VIA LUCIS/CRUCIS - pareti laterali dell’aula liturgica principale
L’idea cardine dell’autrice di questa opera è stata quella di presentare, per la prima volta fisicamente insieme in una unica visione, lo svolgimento degli episodi evangelici sulla vita di Cristo, legati da un lato alla Passione e dall’altro alle fasi successive alla Resurrezione, fino alla Pentecoste. Tutto ciò è stato tradotto nell’ illustrazione di due percorsi - Via Crucis / Via Lucis – che, pur svolgendosi in direzioni tra loro opposte, si incontrano ogni volta all’interno degli esemplari di un medesimo “libro”, replicato tante volte quante sono le tradizionali “stazioni”. Nel percorso della Via Lucis la materia scura ed opaca si rischiara alla luce del Risorto, mentre nella Via Crucis  il racconto avviene attraverso il colore, partendo dal rosso (Condanna) fino all’ultravioletto (Sepolcro), colore che inoltre trasuda lateralmente dalle “pagine” dei libri chiusi della Via Lucis, per alludere, per sublimazione, alla sofferenza sopportata da Cristo per donarci la salvezza. La più lunga permanenza, durante l’anno, dei quattordici libri nella posizione di chiusura (quella chemostra sul primo recto le immagini dei momenti della Via Lucis, mentre l’apertura dei libri renderà visibile la serie delle stazioni della Via Crucis solo nel periodo della Settimana Santa), ha l’intento di privilegiare il messaggio ultimo di salvezza legata alla venuta del Cristo come un viaggio di Luce che, in sintonia con la architettura della chiesa, sembra abbracciarla. Le opere vogliono inoltre sottolineare, nei materiali e nei colori, la loro relazione con il pannello del Buon Pastore.
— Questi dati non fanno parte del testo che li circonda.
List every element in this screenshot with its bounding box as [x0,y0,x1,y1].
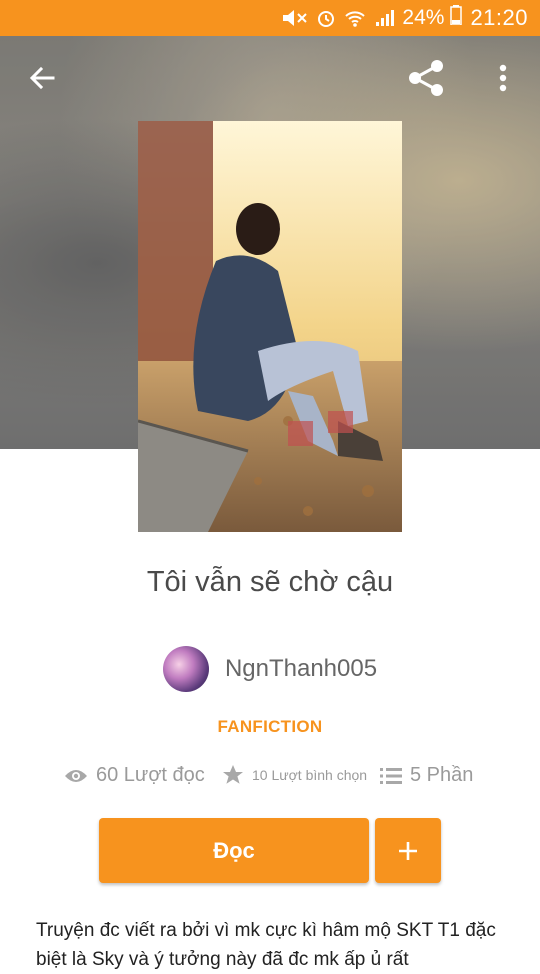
plus-icon [399,841,417,860]
votes-stat: 10 Lượt bình chọn [222,764,367,786]
arrow-left-icon [29,66,55,90]
story-title: Tôi vẫn sẽ chờ cậu [146,566,394,598]
alarm-icon [316,8,336,28]
read-button-label: Đọc [213,837,255,863]
share-button[interactable] [404,56,448,100]
author-avatar[interactable] [162,646,209,692]
star-icon [223,765,243,784]
reads-stat: 60 Lượt đọc [64,764,205,787]
reads-count: 60 Lượt đọc [96,764,205,786]
status-icons [280,8,395,28]
category-label[interactable]: FANFICTION [0,717,540,737]
parts-stat: 5 Phần [380,764,473,787]
read-button[interactable]: Đọc [99,818,369,883]
status-bar: 24% 21:20 [0,0,540,36]
parts-count: 5 Phần [410,764,474,786]
back-button[interactable] [22,58,62,98]
add-to-library-button[interactable] [375,818,441,883]
eye-icon [65,769,87,782]
share-icon [409,60,443,96]
wifi-icon [344,8,366,28]
votes-count: 10 Lượt bình chọn [252,767,368,783]
cover-image[interactable] [138,121,402,532]
story-stats: 60 Lượt đọc 10 Lượt bình chọn 5 Phần [0,764,540,798]
mute-icon [280,8,308,28]
battery-level: 24% [402,6,445,29]
author-row[interactable]: NgnThanh005 [0,646,540,692]
list-icon [380,767,402,784]
author-name[interactable]: NgnThanh005 [225,655,377,683]
more-options-button[interactable] [488,58,518,98]
story-description: Truyện đc viết ra bởi vì mk cực kì hâm m… [36,920,496,970]
battery-icon [450,5,463,31]
more-vertical-icon [499,64,507,92]
signal-icon [374,8,395,28]
clock: 21:20 [470,5,528,30]
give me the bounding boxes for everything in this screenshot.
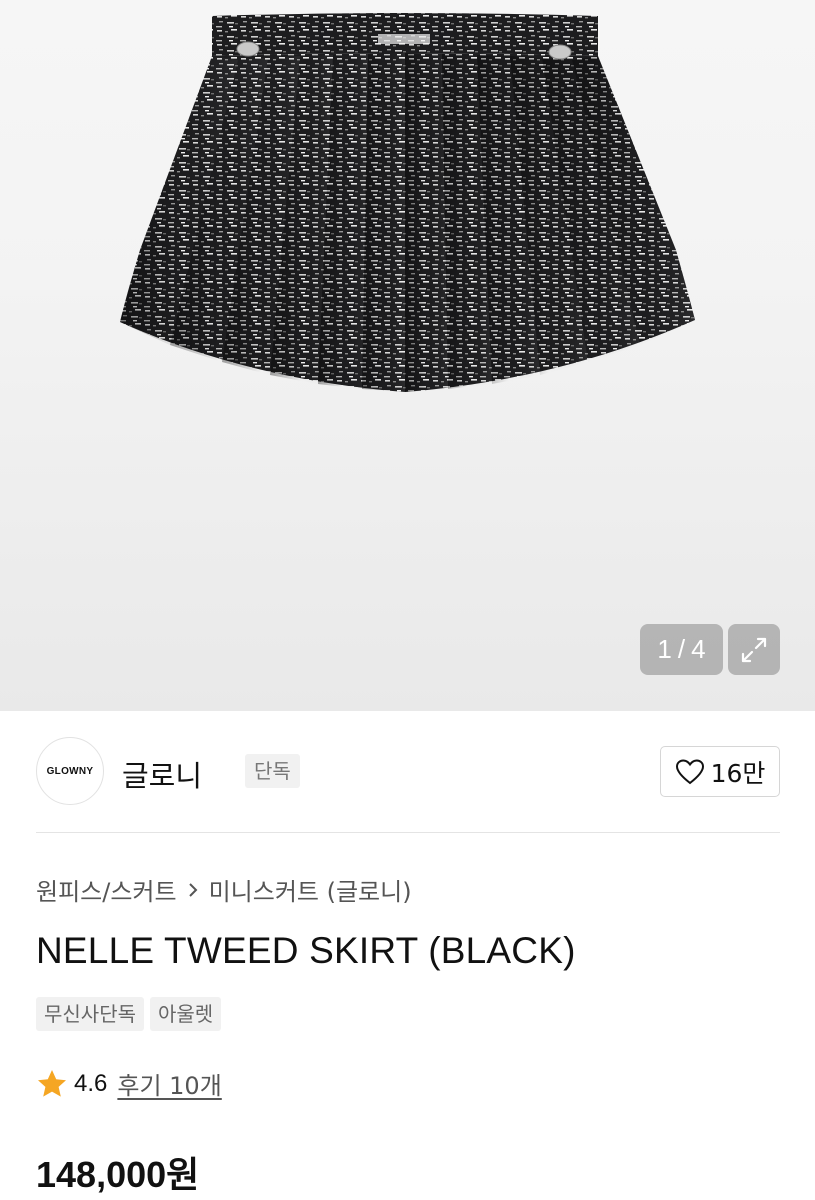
breadcrumb-category[interactable]: 원피스/스커트 [36,872,177,907]
star-icon [38,1069,66,1097]
brand-name-link[interactable]: 글로니 [122,753,202,795]
rating-row: 4.6 후기 10개 [36,1066,222,1101]
product-image-gallery[interactable]: 1 / 4 [0,0,815,711]
expand-image-button[interactable] [728,624,780,675]
chevron-right-icon [187,881,199,899]
brand-logo[interactable]: GLOWNY [36,737,104,805]
breadcrumb-subcategory[interactable]: 미니스커트 (글로니) [209,872,412,907]
heart-outline-icon [675,758,704,784]
product-price: 148,000원 [36,1154,200,1195]
expand-arrows-icon [741,637,767,662]
product-image[interactable] [0,0,815,711]
like-count: 16만 [710,758,766,788]
reviews-link[interactable]: 후기 10개 [117,1066,221,1101]
tag-outlet: 아울렛 [150,997,222,1031]
tag-musinsa-exclusive: 무신사단독 [36,997,144,1031]
product-tags: 무신사단독 아울렛 [36,997,222,1031]
section-divider [36,832,780,833]
like-button[interactable]: 16만 [660,746,780,797]
product-title: NELLE TWEED SKIRT (BLACK) [36,930,576,971]
rating-value: 4.6 [74,1069,108,1097]
exclusive-badge: 단독 [245,754,300,788]
total-pages: 4 [691,634,706,664]
current-page: 1 [657,634,672,664]
image-page-counter: 1 / 4 [640,624,723,675]
brand-row: GLOWNY 글로니 단독 16만 [36,737,780,807]
page-separator: / [677,634,686,664]
brand-logo-text: GLOWNY [46,765,94,777]
breadcrumb: 원피스/스커트 미니스커트 (글로니) [36,872,412,907]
Giuliano Gaigher- opera plastica

TABERNACOLO – zona abside Cappella Feriale
La custodia del Santissimo è affidato a un blocco di acciaio e vetro fuso con la tecnica della cera persa, di dimensioni di 33x33x33; chiaro riferimento alla figura di Gesù. Il vetro rappresenta l’acqua, il suo movimento vorticoso e la sua freschezza. Mettere e togliere la chiave, che permette l’apertura del tabernacolo, simboleggia la discesa e la risalita del vortice come se ci fosse un prima e un dopo l’incontro con il Santissimo. L’acqua con il suo moto scava e dona l’immagine della perseveranza, dalla quotidiana ricerca del mistero della Fede.